The Philosopher’s Eye could be understood like the scientists, who while studying or looking for a peculiarity, or testing a hypothesis, may literally see things others do not. But while the scientist may see things within their domain, the philosopher has no domain per se, and practiced in inference, applies that inference like the artist, everywhere.

The Philosopher’s Eye is not to be confused with the indoctrinated who cannot see things any differently than what a ‘theory’ or ‘philosophy’ tell them. Like the scientist’s eye, they are informed and on solid ground. But their foundation is on only the most general principles of logic, inference, and psychology – a solid foundation for an open mind. They can see, and quickly, to the deepest conclusions available from the surface by these basic principles. And are thereby able to quickly identify counter-examples and peculiarities which form the start of interesting theories.

Admittedly, all great thinkers do not and cannot live at all times with this Eye, less they go mad trying to reconcile all the peculiarities they have seen.

A Birthday Wish

That simple ethical people not live in fear.

More than any given value of being ‘American’, I think this is traditionally and rightly the principle we stand by.

It is why our nations official motto is “In God We Trust”.

It is why we fight in wars when sometimes the cause we are fighting for is unclear.

And though they are our friends, it is why we have learned from Europe and have not become Europe.

Fear is not the only thing we have to fear, but freedom from fear is necessary for everything life is worth living for.

To actively protect against it is a burden. So I only wish for this: work on your faith and trust in general. So to not incidentally cause more fear than is necessary for our protection.

A Delicate Network

We are a delicate network. Your identity to that network is not always clearly defined. It is so undefined that there is some temptation to give yourself up to that network, to become only a node in the net which moves with the waves and takes what comes. But for the strength of that network itself, your identity has to be more.

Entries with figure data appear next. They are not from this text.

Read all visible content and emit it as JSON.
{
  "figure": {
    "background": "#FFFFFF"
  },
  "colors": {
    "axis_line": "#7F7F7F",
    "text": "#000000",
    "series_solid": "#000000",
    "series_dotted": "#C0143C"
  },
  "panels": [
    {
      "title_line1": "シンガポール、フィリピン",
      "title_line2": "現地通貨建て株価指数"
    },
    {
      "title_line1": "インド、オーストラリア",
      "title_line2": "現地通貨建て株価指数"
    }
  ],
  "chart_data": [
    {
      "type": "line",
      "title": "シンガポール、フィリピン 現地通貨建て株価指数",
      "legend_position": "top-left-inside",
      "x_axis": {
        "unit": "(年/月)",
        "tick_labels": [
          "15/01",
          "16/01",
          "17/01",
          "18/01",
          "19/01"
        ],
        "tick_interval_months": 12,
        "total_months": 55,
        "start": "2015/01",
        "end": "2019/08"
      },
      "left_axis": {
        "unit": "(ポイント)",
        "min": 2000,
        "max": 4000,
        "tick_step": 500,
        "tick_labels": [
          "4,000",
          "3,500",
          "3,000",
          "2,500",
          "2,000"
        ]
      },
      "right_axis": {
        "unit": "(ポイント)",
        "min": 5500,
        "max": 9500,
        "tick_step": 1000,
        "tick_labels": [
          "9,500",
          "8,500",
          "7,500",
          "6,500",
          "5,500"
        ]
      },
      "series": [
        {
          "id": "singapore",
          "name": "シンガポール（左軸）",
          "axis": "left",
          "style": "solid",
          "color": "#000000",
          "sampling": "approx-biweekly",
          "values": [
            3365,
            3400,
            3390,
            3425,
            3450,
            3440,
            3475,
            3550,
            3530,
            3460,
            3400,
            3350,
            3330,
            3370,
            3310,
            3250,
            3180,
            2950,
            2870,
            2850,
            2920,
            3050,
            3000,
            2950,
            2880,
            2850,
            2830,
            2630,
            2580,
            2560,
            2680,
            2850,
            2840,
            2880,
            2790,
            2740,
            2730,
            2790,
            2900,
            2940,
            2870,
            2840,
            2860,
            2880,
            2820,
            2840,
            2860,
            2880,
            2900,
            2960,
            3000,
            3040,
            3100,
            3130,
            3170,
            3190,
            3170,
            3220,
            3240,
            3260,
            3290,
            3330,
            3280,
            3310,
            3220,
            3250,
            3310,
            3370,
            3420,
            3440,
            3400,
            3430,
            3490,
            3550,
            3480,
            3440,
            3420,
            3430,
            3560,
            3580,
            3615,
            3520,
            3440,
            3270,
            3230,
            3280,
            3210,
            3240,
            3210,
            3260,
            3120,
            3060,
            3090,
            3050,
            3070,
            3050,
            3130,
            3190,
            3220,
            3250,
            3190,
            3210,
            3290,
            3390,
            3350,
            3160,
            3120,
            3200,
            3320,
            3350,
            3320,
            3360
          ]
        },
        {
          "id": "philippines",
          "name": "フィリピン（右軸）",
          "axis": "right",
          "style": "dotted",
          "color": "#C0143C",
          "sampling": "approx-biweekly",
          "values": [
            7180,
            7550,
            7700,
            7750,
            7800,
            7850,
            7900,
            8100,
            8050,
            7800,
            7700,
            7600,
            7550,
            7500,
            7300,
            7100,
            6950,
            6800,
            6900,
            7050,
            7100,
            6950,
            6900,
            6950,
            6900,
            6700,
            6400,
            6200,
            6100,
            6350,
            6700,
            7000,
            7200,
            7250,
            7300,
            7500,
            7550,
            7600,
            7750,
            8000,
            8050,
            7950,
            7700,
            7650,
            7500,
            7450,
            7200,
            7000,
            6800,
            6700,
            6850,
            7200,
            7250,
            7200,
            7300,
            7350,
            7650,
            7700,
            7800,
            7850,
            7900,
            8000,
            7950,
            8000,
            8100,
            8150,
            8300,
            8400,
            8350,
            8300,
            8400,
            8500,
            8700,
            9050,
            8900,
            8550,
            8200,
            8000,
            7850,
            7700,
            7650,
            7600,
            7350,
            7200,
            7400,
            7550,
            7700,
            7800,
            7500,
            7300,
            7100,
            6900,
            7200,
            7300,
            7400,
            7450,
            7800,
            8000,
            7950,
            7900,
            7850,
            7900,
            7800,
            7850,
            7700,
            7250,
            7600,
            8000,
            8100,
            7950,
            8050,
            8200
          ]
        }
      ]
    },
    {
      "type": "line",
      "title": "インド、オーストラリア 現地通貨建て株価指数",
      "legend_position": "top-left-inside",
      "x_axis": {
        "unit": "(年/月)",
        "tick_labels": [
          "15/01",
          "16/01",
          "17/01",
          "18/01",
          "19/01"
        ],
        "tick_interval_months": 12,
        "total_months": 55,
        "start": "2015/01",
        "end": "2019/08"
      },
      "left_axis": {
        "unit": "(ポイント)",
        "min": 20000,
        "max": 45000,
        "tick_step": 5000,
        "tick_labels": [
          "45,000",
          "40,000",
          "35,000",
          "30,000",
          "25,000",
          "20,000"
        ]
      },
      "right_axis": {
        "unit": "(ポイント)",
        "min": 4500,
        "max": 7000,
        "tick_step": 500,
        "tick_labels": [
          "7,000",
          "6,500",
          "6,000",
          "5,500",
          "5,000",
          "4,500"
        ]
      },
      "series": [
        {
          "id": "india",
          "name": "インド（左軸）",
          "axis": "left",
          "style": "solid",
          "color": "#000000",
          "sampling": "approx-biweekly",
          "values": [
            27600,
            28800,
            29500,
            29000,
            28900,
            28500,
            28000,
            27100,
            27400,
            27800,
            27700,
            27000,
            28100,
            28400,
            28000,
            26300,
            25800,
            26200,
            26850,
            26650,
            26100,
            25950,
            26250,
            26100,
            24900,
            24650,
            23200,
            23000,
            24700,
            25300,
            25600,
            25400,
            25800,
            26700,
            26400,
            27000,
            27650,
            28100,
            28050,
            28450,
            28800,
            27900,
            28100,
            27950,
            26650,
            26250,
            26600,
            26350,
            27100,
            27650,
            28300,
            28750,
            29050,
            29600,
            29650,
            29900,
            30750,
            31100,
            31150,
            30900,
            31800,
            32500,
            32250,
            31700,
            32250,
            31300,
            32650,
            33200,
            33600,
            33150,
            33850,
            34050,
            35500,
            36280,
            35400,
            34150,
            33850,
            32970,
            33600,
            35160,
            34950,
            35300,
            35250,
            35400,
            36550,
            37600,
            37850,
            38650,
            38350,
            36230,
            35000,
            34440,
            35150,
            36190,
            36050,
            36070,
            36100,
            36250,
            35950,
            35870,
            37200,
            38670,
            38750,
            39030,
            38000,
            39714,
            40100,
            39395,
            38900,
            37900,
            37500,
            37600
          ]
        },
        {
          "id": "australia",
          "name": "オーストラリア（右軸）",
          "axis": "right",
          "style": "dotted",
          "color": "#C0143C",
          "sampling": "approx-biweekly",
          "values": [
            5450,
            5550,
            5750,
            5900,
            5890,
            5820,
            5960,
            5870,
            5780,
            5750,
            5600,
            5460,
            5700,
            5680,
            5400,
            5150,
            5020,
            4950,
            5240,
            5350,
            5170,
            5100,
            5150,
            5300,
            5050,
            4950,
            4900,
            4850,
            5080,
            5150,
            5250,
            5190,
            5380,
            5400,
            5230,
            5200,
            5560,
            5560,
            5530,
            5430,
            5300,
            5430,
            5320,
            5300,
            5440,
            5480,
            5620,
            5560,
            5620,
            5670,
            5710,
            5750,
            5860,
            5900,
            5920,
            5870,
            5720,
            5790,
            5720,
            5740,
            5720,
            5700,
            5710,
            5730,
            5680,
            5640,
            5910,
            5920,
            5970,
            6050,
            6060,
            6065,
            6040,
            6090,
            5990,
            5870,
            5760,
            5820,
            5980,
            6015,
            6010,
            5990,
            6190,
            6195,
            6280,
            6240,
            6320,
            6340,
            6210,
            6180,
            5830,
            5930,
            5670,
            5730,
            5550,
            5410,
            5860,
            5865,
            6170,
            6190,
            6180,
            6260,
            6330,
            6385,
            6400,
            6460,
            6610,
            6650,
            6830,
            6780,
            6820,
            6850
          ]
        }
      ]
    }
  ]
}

It means that each node is strong and is not easily undone. A person is undone when they have lost their integrity. Integrity is that which makes us decidedly an individual and those without it have given themselves up to the waves.

There are two basic forms of integrity which a person can’t give up – ethical integrity and logical integrity. Ethical integrity is compromised when we act and speak in ways which would conflict with our ethical principles, upon reflection. Logical integrity is compromised when we are unable to reason from principles (including ethical) and beliefs, in a logical manner, to other beliefs and actions – we are not capable of effectively reflecting.

We cannot do as much about what comes our way. In many ways, we can only choose good friends, do our part to stay out of trouble, and hope for the best. But we can do something to live within ethical principles and use logic to effectively reason about what to do, say, and believe. This site is intended to journal my struggles in maintaining that integrity against the currents that attempt to compromise it.